The CJI said it is about the notice provision and it can be dealt with by any other bench of the apex court.

While Grover said it would be appropriate if the constitution bench decided the notice provision as the petitioners have already argued about it during the hearing, Ramachandran contended the issues are inter-linked.

“But, Mr Ramachandran, that notice issue applies equally to heterosexual couples and same-sex couples,” the CJI pointed out, adding, “It is not a five-judge issue.

It is a very simple issue”.

Solicitor General Tushar Mehta, appearing for the Centre, said he had earlier pointed out the issue has been wrongly tagged in the matter. Ramachandran said the petitioners, for whom he is appearing, have contended that the right to marry will be illusory unless the notice provision goes.

“According to you, the right to marry, even of a heterosexual couple, is illusory if one has to step in and give say 15 days notice... have people raise objections.
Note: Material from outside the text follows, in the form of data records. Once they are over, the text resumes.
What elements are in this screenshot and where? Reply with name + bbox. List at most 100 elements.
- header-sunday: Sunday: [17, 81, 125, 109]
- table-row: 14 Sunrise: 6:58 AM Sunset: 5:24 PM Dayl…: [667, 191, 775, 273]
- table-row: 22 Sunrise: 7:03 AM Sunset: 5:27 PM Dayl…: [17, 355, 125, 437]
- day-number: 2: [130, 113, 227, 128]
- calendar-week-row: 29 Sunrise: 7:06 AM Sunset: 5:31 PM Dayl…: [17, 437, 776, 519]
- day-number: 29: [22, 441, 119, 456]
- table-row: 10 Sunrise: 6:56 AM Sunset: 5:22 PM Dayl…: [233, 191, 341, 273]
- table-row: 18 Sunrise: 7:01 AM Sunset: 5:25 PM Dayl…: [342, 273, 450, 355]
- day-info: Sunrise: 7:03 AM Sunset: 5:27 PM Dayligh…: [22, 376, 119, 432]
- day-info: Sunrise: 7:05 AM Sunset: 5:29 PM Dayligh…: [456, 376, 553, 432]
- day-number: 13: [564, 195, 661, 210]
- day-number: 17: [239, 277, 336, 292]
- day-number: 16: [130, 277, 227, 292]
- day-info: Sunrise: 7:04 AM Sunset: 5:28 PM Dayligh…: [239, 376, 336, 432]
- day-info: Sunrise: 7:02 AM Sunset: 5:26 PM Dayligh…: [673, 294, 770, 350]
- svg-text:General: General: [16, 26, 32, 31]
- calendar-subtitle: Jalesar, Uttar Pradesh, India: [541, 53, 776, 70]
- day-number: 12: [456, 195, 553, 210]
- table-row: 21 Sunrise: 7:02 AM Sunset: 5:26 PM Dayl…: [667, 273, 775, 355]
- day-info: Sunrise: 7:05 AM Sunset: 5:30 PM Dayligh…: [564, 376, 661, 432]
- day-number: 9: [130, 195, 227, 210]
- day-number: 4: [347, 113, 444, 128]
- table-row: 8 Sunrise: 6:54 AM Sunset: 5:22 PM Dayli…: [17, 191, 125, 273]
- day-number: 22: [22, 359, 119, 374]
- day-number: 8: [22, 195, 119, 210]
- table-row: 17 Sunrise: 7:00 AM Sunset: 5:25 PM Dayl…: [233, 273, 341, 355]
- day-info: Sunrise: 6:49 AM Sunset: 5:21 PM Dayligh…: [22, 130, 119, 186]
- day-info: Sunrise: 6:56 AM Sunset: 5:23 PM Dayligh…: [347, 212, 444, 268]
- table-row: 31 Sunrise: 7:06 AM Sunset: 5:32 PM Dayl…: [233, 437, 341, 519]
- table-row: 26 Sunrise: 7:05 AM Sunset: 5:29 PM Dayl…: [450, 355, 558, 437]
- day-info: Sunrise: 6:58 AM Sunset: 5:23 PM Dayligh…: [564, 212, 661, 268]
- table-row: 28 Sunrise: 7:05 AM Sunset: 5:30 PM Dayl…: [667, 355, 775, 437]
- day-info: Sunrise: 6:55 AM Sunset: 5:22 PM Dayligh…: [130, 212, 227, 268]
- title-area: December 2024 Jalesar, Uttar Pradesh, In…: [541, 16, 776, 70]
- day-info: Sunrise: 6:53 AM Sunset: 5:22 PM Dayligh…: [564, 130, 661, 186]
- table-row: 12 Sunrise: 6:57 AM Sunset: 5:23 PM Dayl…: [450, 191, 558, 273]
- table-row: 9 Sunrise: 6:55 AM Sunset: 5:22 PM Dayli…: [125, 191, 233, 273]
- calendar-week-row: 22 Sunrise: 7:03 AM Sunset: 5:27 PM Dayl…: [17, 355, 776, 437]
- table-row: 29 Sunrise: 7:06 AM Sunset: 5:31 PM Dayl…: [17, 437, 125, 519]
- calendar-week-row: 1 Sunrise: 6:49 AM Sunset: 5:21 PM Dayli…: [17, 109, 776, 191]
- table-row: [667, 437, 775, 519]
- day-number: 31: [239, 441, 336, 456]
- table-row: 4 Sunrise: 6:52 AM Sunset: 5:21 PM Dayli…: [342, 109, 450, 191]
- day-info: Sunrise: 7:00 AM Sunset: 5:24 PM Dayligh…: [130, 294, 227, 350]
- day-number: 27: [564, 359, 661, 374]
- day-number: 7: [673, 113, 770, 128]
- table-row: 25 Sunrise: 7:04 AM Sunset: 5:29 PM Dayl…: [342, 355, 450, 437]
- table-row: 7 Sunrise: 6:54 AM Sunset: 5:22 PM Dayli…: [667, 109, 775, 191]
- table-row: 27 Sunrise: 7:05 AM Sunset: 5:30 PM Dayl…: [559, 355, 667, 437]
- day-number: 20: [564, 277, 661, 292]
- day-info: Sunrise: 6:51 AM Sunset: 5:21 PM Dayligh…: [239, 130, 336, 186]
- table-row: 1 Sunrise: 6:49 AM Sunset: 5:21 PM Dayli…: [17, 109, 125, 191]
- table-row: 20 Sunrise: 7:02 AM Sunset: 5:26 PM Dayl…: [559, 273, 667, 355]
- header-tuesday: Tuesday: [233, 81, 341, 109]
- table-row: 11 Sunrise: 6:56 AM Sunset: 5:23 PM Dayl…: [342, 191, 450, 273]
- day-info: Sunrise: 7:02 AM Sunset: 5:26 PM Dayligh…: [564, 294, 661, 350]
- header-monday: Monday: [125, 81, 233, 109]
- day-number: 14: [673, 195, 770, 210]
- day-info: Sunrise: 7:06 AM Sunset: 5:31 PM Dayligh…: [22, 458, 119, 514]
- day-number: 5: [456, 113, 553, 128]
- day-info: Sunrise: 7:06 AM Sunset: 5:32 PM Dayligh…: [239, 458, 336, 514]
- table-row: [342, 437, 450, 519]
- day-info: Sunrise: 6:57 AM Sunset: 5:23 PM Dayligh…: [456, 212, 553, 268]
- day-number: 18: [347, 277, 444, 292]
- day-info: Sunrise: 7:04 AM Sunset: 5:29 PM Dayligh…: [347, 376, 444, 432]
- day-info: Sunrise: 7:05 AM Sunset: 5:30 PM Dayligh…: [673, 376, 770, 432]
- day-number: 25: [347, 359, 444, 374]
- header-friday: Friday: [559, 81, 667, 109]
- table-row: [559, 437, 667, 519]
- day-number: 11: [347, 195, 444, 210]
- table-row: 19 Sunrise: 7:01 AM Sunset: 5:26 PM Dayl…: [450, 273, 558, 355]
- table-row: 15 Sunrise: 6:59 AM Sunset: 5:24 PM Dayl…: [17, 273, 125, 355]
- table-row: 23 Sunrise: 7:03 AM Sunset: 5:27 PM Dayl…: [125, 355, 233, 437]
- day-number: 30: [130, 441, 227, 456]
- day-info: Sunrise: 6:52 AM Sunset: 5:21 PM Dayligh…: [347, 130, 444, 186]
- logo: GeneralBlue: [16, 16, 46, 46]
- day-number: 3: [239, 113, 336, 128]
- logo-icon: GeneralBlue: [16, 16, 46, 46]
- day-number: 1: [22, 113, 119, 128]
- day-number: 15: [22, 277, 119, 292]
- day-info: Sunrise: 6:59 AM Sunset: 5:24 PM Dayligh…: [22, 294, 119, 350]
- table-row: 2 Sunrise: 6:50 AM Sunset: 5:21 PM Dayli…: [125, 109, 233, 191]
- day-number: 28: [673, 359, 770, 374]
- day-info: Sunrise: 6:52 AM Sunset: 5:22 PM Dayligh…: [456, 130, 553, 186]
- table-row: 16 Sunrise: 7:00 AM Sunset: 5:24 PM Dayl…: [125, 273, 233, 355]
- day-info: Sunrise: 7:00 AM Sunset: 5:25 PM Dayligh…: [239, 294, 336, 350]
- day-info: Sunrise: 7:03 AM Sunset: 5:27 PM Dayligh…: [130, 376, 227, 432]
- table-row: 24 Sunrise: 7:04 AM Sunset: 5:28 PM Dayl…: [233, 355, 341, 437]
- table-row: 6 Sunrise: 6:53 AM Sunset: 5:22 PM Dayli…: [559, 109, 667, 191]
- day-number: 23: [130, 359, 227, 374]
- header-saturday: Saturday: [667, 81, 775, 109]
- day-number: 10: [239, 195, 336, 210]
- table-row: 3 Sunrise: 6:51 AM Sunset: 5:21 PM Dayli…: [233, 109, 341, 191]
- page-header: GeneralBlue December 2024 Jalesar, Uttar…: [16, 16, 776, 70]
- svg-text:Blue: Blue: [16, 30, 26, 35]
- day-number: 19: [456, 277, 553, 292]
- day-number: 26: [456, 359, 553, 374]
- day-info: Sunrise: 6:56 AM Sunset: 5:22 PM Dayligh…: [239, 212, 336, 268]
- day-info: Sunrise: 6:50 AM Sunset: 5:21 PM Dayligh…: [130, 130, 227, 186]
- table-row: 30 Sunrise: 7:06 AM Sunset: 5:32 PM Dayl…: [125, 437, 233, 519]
That is the point,” the CJI said, adding, “It has absolutely no connect with the issue of whether same-sex couples should have a right to marry. It is irrelevant to that.”

When Grover contended it is a constitutional issue, Justice Chandrachud said, “Mr Grover, it is an important social issue but not necessarily a constitutional issue for a constitution bench.”

The bench said constitutional issues can be decided even by a two or a three-judge bench.

Justice Bhat referred to the 2015 judgement in the Shreya Singhal case in which the apex court had struck down section 66A of the Information Technology Act, 2000, and said it was not by a five-judge bench.

“Many of these judgements are not of five judges,” Justice Bhat observed.

The CJI then asked Mehta to continue with his submissions. The hearing in the matter remained inconclusive and will resume on May 3.

During the hearing on Wednesday, the Centre had urged the top court to consider leaving questions raised in the pleas seeking legal sanction for same-sex marriages to Parliament, saying the court is dealing with a “very complex” subject having a very “profound social impact” and which will require going into 160 provisions of different laws.